Boltzmann's first published paper (1865) was stimulated by a lecture given by Josef Stefan on electrical theory. Three years later, he published a paper on thermal equilibrium in gases, which both cited and extended Maxwell's work on this topic. In 1871, he obtained an equation for the distribution of atoms due to collision. According to this equation, which became known as the Maxwell-Boltzmann distribution, the average amount of energy required for atomic motion in all directions is equal. In 1884, Boltzmann expanded on the work of his mentor by demonstrating how the empirical law for black-body radiation that Stefan formulated in 1879 could be derived from the principles of thermodynamics. According to the Stefan-Boltzmann law, the total energy radiated from a black body is proportional to the fourth power of its absolute temperature. The law is illustrated by the fact that a blue star that is the same size as a red star is very much brighter. In the 1890's, Boltzmann derived the second law of thermodynamics from the principles of mechanics. He asserted that entropy increases almost always, rather than always.
Many scientists rejected Boltmann's ideas. At an 1895 scientific meeting in the German seaport city of Lübeck, a heated debate took place between Boltzmann and Wilhelm Ostwald. Asserting that Boltzmann was wrong when he said that everything could be explained with suitable equations, Ostwald said, “The actual irreversibility of natural phenomena thus proves the existence of processes that cannot be described by mechanical equations, and with this the verdict on scientific materialism is settled.” Boltzmann and his backers countered with a strong and vocal opposition. A youthful eyewitness to the debate, physicist Arnold Sommerfeld, compared the ensuing argument to “the battle of the bull [Boltzmann] with the supple fighter [Ostwald].” According to Sommerfeld, Boltzmann's arguments were convincing, and the young mathematicians in attendance sided with Boltzmann.
Ostwald continued, however, as spokesman of those European scientists who failed to fully understand the statistical basis for Boltzmann's ideas. Despite the fact that Ernst Mach did not get along well with Boltzmann, he felt the tone of the scientific debates was overly heated and tried to reconcile the two schools of thought.

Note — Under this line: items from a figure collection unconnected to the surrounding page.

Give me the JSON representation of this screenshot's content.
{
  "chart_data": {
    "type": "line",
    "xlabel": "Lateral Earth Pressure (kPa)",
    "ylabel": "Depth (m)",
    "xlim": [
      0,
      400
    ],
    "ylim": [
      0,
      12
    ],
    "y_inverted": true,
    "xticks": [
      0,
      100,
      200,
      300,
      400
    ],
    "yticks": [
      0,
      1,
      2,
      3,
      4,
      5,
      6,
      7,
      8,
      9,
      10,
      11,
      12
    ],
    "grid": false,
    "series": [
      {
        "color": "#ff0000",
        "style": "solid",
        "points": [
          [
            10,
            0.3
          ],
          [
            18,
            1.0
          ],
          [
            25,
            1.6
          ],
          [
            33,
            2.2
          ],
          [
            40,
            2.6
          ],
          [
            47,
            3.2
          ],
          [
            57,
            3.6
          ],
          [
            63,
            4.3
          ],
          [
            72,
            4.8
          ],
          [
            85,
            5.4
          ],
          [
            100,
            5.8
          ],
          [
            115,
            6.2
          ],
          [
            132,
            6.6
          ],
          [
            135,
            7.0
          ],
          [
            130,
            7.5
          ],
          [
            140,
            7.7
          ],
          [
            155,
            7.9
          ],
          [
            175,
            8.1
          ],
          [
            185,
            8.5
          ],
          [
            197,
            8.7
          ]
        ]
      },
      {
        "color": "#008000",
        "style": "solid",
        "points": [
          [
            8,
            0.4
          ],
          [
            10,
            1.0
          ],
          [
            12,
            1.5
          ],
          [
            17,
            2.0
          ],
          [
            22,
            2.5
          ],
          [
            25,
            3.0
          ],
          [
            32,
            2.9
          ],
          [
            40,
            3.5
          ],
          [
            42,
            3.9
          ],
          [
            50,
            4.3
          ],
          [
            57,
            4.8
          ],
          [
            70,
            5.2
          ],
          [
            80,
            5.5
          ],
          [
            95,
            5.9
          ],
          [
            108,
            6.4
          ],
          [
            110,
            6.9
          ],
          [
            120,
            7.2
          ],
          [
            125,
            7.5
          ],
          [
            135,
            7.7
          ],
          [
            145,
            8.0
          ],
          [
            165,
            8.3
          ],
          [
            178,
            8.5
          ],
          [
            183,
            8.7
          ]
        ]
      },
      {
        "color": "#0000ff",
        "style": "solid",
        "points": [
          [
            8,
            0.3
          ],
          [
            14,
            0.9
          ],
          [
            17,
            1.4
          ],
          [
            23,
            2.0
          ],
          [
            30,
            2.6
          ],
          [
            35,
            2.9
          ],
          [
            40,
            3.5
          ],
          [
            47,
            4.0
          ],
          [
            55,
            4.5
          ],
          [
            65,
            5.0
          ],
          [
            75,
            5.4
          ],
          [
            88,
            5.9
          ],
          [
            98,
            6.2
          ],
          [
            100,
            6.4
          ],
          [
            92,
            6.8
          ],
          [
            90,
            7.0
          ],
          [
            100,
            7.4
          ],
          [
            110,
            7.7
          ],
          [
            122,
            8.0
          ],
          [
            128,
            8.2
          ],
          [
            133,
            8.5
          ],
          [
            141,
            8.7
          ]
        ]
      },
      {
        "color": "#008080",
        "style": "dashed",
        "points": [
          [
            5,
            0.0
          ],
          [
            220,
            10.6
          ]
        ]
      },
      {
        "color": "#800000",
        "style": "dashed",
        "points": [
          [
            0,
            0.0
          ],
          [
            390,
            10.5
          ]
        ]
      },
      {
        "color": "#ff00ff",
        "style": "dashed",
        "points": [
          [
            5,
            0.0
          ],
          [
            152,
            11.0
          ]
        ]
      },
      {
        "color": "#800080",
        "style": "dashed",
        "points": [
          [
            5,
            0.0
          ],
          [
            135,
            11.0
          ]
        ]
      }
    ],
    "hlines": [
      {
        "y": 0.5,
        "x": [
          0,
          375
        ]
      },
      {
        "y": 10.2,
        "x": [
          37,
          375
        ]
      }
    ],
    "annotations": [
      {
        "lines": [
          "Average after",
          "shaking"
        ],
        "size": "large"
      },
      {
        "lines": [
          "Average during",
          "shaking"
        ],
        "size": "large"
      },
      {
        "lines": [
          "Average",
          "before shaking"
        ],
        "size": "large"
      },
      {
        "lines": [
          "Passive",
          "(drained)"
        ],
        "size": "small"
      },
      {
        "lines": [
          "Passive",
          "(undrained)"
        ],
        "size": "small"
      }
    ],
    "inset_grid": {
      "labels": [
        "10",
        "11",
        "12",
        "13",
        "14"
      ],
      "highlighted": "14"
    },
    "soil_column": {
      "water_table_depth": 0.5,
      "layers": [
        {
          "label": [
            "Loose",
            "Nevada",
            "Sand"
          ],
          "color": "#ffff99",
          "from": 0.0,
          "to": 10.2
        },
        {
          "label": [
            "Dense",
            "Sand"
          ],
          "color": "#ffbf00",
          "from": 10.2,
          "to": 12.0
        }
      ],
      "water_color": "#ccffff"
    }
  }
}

In 1904, Boltzmann traveled to the United States, where he lectured on applied mathematics at the St. Louis World's Fair. He went on to California, where he visited Stanford University and the University of California at Berkeley. During this visit. Boltzmann learned about new discoveries concerning radiation that would shortly validate his theories. Upon his return to Austria, he continued to defend his belief in atomic structure.
Despite his vigorous rebuttals, however, many scientists continued to challenge his theories, and he worried that his life's work was on the verge of collapse. In 1906, suffering from illness and depression, Boltzmann committed suicide. He died before seeing his work confirmed by scientific discoveries of the 1900's that proved atomic theory.
In recent years, Boltzmann has been recognized as a pioneer of quantum mechanics. By introducing the theory of probability into his statistical interpretation of the second law of thermodynamics, he broke with the classical idea that fundamental laws have to be strictly deterministic. In an 1872 paper, Boltzmann introduced the idea of discrete energy levels. At a scientific meeting in Halle, Germany, in 1891, Boltzmann anticipated by just under a decade Max Karl Ernst Ludwig Planck's law that assumed the quantization of energy. In Boltzmann's lectures on natural philosophy in 1903, he anticipated Albert Einstein's theory of special relativity by treating space and time coordinates equally.